Understanding the religious life of early America is an important business, and not just for scholars. That is because all sides in today’s religious and constitutional arguments appeal to the past when they lay out their ideas for how things should work in the 21st century.
Conservatives generally want churches and church-affiliated organisations to enjoy wide sovereignty; they cite the First Amendment’s guarantee of the free exercise of faith, and also its bar on the establishment of any religion, the so-called “non-establishment” clause. At least since the 20th century, non-establishment has often been taken to mean that the government and judiciary should avoid delving much into the internal affairs of a church, because to take any position could imply state backing for one religious line. Liberals, meanwhile, tend to have an idealised image of the absolute separation of church and state, as laid down by the founding fathers; they use that picture as an argument for keeping religious ideas and taboos out of policymaking. For both camps, Thomas Jefferson’s statement of belief in a “wall of separation” between church and state is another important text. Liberals see the wall as protecting politics from religion, while conservatives see it more as protecting religion and its followers from political interference.

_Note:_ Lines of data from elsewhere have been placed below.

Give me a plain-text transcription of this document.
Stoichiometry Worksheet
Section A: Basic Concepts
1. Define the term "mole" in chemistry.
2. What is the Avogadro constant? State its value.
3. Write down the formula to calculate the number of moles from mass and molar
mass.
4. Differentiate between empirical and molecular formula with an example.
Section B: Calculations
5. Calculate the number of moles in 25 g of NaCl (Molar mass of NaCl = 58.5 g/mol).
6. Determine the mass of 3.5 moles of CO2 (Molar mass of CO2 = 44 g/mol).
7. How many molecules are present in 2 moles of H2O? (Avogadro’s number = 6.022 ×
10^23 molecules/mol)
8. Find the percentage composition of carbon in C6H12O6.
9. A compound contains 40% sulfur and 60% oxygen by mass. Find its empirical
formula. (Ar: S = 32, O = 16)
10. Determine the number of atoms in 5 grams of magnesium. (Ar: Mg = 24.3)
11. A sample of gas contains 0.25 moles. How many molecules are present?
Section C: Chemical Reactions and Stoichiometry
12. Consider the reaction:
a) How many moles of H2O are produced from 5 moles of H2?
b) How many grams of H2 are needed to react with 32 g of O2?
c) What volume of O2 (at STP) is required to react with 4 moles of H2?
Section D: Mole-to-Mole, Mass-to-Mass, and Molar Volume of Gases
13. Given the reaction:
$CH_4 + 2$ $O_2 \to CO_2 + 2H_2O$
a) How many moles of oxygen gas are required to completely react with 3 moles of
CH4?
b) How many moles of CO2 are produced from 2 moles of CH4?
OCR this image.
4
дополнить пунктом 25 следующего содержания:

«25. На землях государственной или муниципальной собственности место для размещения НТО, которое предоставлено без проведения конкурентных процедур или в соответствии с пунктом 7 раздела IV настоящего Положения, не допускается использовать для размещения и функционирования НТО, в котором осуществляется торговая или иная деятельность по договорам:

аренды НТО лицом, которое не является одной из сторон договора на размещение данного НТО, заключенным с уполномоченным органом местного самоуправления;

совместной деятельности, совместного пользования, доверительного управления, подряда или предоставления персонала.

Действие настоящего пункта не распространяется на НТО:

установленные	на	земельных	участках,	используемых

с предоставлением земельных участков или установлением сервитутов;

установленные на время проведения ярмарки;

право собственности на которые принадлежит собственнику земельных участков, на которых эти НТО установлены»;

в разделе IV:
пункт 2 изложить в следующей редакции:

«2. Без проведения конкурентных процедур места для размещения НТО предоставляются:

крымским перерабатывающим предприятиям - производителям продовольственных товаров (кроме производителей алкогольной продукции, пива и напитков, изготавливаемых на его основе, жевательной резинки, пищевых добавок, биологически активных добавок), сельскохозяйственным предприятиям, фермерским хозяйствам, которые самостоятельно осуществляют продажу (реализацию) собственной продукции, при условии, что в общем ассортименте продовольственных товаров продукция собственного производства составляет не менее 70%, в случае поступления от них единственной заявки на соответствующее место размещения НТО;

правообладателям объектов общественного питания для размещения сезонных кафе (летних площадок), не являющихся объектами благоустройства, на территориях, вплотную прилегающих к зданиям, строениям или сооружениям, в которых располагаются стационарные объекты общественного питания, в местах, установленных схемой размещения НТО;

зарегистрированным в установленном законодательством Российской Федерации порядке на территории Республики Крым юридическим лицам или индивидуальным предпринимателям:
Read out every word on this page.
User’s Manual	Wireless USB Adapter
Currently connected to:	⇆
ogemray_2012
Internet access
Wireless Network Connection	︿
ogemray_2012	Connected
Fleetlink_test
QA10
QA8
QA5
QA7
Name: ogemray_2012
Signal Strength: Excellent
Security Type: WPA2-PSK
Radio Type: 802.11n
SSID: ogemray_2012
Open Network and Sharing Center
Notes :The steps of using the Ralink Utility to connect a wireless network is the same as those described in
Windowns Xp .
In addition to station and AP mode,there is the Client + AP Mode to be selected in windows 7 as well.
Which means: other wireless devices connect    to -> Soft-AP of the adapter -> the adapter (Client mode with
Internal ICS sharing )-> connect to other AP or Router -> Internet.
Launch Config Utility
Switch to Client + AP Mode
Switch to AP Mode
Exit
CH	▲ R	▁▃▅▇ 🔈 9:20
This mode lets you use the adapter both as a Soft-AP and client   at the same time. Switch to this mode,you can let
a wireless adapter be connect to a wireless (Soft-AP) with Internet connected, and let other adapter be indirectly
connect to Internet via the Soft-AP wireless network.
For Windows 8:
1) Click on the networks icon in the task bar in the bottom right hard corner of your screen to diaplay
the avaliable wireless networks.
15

But what if both camps are wrong, because in the young American republic, state and religion were never fully separated? Sarah Barringer Gordon, a law professor at the University of Pennsylvania, says 20 years of research have convinced her that during the early decades of American life, state authorities interfered heavily in the affairs of churches and in doing so, helped to remould the American religious scene. The story she tells is nuanced and intriguing.